Outseta Company Update - June 2017

This month’s company update is focused entirely on pricing. Our goal is to share the process we used to come up with our pricing, to publicly share Outseta’s pricing for the first time, and to share our thinking and values around how we’d like to price our product well into the future.
 
Let’s start with our process. 
 
When thinking about pricing, there are three useful barometers that we considered:

  1. Pricing based on persona
  2. Pricing based on the market or competitor pricing
  3. Pricing based on value delivered to the customer

 Let’s tackle each of these one at a time.
 
Pricing based on persona
Considering our pricing based on the persona of our potential buyer was relatively easy - we are going to be selling to early stage, SaaS start-ups. We want our pricing to be accessible to bootstrapped companies (like ourselves). The companies we’ll be selling to may even be pre-revenue, so we know that they are going to be highly price sensitive. 
 
On top of that, there are a slew of point solutions out there already targeting this buyer persona and it’s the norm for these products to be free or very inexpensive. Hubspot CRM, for example, is free. Mailchimp’s email marketing software is also free for up to 2,000 subscribers, with a cap on the number of emails that can be sent. You get the idea. This led us to...
 
Decision #1 - We wanted the eliminate the barrier to entry and allow companies to start using our product for free. 
 
We think this is important in allowing us to effectively compete against the other point solutions in the market. Perhaps more importantly, we know that we’ll be competing against more established and better funded competitors - as a result, we’re designing our go-to-market strategy to keep customer acquisition costs as low as possible from the get-go. Rather than relying on a time-constrained free trial model with an inside sales team following up on those leads, we’re going to focus on building a product qualified leads (PQL) model where users can access the software for free and essentially qualify themselves based on their engagement level with our product.
 
Pricing based on the market or competitor pricing
Pricing Outseta against the market or our competitors was a bit trickier, as we had to look at the overall cost of a handful of point solutions against the cost of our platform. There were countless permutations, but here’s a pretty representative view.
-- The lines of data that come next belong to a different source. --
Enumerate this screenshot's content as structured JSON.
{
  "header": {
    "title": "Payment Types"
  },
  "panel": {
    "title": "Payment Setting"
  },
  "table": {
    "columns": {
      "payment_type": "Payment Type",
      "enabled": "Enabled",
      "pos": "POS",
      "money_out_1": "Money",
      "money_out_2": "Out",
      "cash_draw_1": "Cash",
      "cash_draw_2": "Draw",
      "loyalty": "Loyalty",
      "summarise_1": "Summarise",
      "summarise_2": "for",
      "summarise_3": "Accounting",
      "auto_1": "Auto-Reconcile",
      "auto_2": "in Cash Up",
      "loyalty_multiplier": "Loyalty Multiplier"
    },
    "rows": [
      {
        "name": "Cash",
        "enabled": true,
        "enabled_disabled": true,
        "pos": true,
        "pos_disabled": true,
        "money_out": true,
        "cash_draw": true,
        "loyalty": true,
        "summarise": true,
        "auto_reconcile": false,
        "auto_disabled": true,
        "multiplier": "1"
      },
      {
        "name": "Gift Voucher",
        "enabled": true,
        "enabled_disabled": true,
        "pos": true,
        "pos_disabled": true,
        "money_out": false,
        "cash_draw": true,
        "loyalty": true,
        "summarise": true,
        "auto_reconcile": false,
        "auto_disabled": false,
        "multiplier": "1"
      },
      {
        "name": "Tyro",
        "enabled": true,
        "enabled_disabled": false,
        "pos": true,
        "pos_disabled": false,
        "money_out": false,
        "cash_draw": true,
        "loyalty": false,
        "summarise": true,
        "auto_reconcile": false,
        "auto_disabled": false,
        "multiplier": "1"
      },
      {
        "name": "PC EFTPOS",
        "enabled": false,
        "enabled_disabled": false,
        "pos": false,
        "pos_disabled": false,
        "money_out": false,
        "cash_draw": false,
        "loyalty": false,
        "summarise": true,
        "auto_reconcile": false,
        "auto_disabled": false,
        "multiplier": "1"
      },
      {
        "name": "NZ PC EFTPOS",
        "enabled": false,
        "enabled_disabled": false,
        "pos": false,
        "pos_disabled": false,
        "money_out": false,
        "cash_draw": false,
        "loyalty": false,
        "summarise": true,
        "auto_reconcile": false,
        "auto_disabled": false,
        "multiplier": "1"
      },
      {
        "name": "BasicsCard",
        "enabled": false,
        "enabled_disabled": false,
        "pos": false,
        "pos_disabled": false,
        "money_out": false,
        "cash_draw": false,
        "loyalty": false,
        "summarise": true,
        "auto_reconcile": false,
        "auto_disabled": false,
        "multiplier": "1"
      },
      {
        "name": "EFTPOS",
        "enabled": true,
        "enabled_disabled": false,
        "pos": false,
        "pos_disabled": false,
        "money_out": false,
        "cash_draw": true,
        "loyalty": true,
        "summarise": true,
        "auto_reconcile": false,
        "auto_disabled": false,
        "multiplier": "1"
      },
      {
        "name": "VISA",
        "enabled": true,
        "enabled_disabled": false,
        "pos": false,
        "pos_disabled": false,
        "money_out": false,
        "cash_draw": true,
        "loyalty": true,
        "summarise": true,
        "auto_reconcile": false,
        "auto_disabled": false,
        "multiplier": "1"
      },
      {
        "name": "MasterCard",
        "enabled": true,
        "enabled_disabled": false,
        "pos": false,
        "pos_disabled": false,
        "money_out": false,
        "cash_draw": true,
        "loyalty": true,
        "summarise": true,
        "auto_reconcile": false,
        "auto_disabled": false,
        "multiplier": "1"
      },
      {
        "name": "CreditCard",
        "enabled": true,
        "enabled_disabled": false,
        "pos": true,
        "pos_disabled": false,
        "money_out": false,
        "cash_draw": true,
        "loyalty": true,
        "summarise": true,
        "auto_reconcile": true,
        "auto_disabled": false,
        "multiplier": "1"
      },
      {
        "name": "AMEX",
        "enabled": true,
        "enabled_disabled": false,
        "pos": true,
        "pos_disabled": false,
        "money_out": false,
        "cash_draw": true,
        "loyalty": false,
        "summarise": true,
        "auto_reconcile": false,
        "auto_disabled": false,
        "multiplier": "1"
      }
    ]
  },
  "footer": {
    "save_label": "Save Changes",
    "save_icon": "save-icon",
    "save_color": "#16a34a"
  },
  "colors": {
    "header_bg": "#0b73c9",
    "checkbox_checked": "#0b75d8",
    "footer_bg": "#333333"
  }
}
*This table does not include subscription billing pricing
 
Let’s start by acknowledging the above table is imperfect - these companies all price their products based on different value metrics and have different thresholds for users, contacts, customers, etc. Beyond that we’re not talking about complete parity of features or functionality.
 
All we’re trying to do here is illustrate that there are countless different permutations, options, and prices… and I think the table speaks for itself in showing that it’s very easy for a start-up to lose sight of what they’re actually paying at any given point in time for the combination of point solutions they select. Which led to...
 
Decision #2 - We wanted our pricing to represent a great value against even the least expensive combination of these point solutions. This is important because we won’t offer true feature parity; just the basic, core functionality that a start-up actually needs (we don’t and will never support emoticons, sorry). And we wanted our pricing to be easy to understand so you’re never surprised when you look at your bill.
 
Pricing based on value delivered to the customer
More than anything, we wanted our pricing to be based on value delivered to the customer. We think this is simply good business and if our customers are truly getting significant value out of our product they will have no problem paying us for it. The difficulty here was deciding on how we can measure value delivered to the customer - what was our value metric going to be? With such a broad range of functionality within our product it could be anything from number of users, contacts, customers, revenue, support tickets answered, or emails sent. 
 
We initially came to the conclusion that users was the value metric that made the most sense. As a start-up begins to grow, they inevitably need to give more salespeople access to their CRM, more customer service people access to their support ticketing system. What our customers pay us should scale up in parallel with the growth of their business, and users felt like a more real-world indication of growth than simply growing the number of “contacts” in your database. 
 
That said, we are a new email marketing provider and need to be cognizant of building a strong “sender reputation.” Basically what this means is we need to safeguard ourselves from bringing on companies that will try to use our platform to send email broadcasts to large lists of people who did not give them permission to email them. When this happens the emails inevitably have high bounce and complaint rates, which in turn hurts our sender reputation and lowers the deliverability rates of our email marketing tools. This risk led us to...
 
Decision #3 - Our value metric is going to be a blended model of both users and contacts, because both the number of users and the number of contacts should naturally grow as a start-up gains traction, begins to hire more people, and begins to market to more folks. Our plan is to give our users more than enough contacts for the stage that they are at, but to provide some sort of cap in the vein of building a strong sender reputation and ensuring our email marketing tools aren’t abused. 
 
Outseta’s Pricing - Where did we end up?
Reviewing the above decisions, we know that we wanted to…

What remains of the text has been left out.